Murray Energy Corp. and the Ohio Coal Association were unable to reach a settlement with federal mine safety officials over a challenge to an Obama-era rule targeting repeat violators of mine safety standards, and the parties now plan to proceed with briefing the merits of the case.
The U.S. Mine Safety and Health Administration and the plaintiffs told the U.S. District Court for the Southern District of Ohio in a joint filing Dec. 19 that despite extensions on previous deadlines to negotiate a settlement, they were unable to reach an agreement.
MSHA debuted the rule in 2013 in response to a 2010 explosion at the Upper Big Branch mine in West Virginia that killed 29 miners. The mine was operated by Massey Energy, whose former CEO was later convicted of a conspiracy to violate mine safety laws. The agency determined that persistent violations of mine safety rules contributed to the explosion, and it sought to crack down on repeat violators with heightened enforcement actions.
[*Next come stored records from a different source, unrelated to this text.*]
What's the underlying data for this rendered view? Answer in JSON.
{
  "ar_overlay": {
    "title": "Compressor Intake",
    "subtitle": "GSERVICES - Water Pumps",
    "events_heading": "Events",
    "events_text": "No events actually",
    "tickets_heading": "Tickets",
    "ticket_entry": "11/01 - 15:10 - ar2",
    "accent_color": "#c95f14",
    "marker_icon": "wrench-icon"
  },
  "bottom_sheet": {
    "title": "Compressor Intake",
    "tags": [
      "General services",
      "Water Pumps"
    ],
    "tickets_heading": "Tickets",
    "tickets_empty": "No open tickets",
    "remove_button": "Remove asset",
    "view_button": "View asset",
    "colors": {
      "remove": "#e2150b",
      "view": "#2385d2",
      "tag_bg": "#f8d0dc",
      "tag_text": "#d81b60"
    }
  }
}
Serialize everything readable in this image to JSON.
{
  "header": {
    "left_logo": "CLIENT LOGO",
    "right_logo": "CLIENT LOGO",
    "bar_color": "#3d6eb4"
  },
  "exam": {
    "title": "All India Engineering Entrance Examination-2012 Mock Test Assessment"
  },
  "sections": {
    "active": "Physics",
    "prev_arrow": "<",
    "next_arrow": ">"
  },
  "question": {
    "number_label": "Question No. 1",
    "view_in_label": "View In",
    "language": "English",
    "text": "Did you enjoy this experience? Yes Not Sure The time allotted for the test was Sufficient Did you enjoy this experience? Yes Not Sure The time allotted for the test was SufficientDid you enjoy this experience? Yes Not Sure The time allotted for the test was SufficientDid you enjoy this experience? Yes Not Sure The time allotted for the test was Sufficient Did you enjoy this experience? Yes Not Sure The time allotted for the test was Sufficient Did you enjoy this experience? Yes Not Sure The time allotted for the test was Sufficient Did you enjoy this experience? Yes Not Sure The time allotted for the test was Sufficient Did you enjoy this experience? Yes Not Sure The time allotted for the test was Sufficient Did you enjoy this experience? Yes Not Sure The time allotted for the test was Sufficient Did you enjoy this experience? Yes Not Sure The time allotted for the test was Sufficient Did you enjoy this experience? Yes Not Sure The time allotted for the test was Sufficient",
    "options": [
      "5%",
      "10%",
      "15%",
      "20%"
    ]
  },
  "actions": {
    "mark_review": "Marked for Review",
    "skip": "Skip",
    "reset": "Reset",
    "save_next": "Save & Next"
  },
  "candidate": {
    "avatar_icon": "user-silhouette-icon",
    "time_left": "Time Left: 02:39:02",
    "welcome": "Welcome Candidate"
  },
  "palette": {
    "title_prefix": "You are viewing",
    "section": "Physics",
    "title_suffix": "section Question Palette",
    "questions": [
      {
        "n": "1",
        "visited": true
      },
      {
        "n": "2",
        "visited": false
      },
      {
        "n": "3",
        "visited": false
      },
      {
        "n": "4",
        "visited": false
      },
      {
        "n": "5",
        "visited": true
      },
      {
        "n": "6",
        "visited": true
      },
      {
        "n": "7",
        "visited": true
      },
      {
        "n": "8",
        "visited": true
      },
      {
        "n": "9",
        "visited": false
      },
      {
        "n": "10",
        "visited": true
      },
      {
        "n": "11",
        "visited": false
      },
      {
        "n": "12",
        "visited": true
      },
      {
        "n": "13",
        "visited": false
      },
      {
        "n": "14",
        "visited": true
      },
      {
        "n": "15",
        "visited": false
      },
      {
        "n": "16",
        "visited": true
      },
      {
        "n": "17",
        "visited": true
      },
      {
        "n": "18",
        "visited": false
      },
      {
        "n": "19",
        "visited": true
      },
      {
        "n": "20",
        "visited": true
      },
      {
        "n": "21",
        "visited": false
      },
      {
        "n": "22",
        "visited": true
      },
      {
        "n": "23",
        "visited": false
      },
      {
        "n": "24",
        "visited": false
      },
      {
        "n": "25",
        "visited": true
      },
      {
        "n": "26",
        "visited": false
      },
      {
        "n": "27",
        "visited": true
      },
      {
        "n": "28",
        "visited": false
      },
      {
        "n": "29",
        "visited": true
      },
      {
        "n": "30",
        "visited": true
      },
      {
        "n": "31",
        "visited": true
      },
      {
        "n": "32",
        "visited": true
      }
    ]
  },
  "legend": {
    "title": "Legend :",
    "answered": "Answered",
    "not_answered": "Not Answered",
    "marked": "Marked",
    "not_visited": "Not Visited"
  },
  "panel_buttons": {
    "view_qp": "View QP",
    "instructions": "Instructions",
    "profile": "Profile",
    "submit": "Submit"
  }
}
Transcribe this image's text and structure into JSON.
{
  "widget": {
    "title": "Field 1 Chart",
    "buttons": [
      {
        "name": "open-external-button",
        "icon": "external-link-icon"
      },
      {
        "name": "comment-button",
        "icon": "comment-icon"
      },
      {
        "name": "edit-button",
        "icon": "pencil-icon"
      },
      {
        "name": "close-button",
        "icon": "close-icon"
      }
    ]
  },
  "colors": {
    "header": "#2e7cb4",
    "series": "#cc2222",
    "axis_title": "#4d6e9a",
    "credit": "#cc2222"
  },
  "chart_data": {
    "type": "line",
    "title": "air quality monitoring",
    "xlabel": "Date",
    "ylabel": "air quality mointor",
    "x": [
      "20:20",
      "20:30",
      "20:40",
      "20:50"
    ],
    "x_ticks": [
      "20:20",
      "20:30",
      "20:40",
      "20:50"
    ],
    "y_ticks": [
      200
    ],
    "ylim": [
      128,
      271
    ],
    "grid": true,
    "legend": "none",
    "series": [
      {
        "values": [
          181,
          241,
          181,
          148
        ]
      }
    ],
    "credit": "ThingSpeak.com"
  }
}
Under the rule, mines identified as having a pattern of violations are subject to increased enforcement scrutiny. The coal entities challenging the rule claim the streamlined process violates a mining company's due process rights because MSHA could slow or stall operations without giving the company an opportunity to contest citations that are often overturned.
The parties have proposed filing cross-motions for summary judgment by March 4, 2019, and responses to those motions by May 3, 2019.